As a beginner investor, chances are that you might not be fully aware of the instruments available to you. In addition to stocks, forex, ETFs, mutual funds, and precious metals, there are also options which you may want to give a try. 

The Chicago Board Options Exchange (CBOE).

Here is an introductory guide on how to trade them.

Options: What are They?

So, what are options? And how do they work? Well, options are contracts that give their buyers the right but not the obligation to buy a specific asset (e.g. stock, bonds, commodities, market indices, etc.) at a specific price on or before a specific date.

Because they “derive” their value from those specific assets, all options are grouped into a unique investment class known as “derivatives.” As a result, the price of a derivative is determined by the fluctuations in the price of the particular asset that underlies it. 

Options have two types: call and put. A call option gives its holder the right to buy its underlying asset at a specific price within a specific timeframe. A put option, on the other hand, requires the holder to sell its underlying asset also within a specific time.
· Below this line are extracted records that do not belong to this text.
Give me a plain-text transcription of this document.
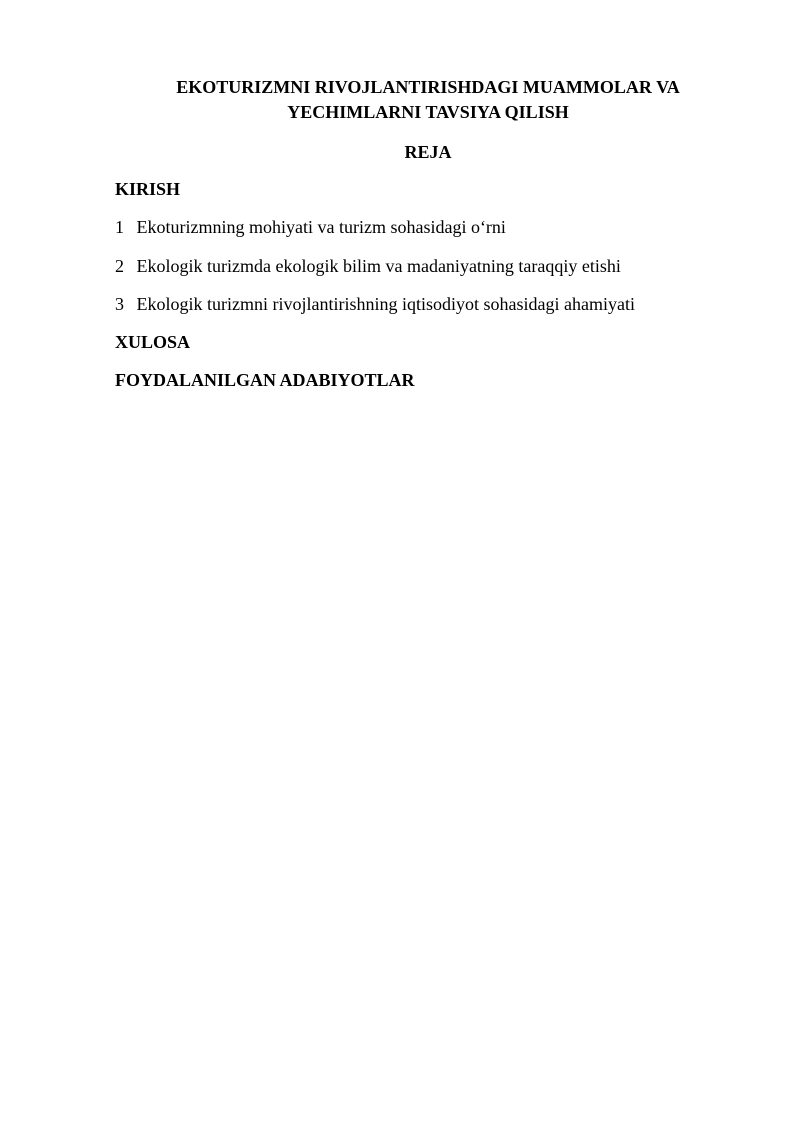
EKOTURIZMNI RIVOJLANTIRISHDAGI MUAMMOLAR VA
YECHIMLARNI TAVSIYA QILISH
REJA
KIRISH
1 Ekoturizmning mohiyati va turizm sohasidagi o‘rni
2 Ekologik turizmda ekologik bilim va madaniyatning taraqqiy etishi
3 Ekologik turizmni rivojlantirishning iqtisodiyot sohasidagi ahamiyati
XULOSA
FOYDALANILGAN ADABIYOTLAR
How to Start Trading Options

Options can be traded via any of the majority of online retail brokers through which other assets are also traded. To start, you will need to first open an options trading account. 

Next, through adequate research, you have to decide the direction you think a particular stock is headed and the time frame during which it is likely to move. That will determine the type of option you will buy.

Benefits of Trading Options

Options are a versatile instrument. And there are many reasons why you might want to get started in trading them. However, the three most important of those reasons are:

  • Hedging

Interestingly, options were actually invented to reduce risks. And that they continue to do quite well. Imagine you want to buy a stock but you want to reduce your downside risks. In that situation, you can buy a put option on it. Otherwise, if you will be going short, you can buy a call option to help limit your losses if the stock goes up instead.

  • Income

Beyond hedging, you can also choose to trade options to earn directly. You can do that as conservatively as possible if you already own some stocks. To generate a regular source of income with options using your own stocks, you do not have to buy puts or calls. Instead, you just have to sell them against the stocks you already own or want to own.

This strategy of selling puts or calls against stocks is based on the fact that close to 80% of all written options expire out of the money.

  • Speculation

Options are an excellent speculative product. Since they provide leverage and are highly cost-effective, many investors find them attractive for wagering on the future prices of assets. For instance, if you think the price of a $100 stock will increase, you can use a call option contract to speculate on it.

By buying a call option, you will be using just a few dollars instead of coughing up a lot on buying the stock itself.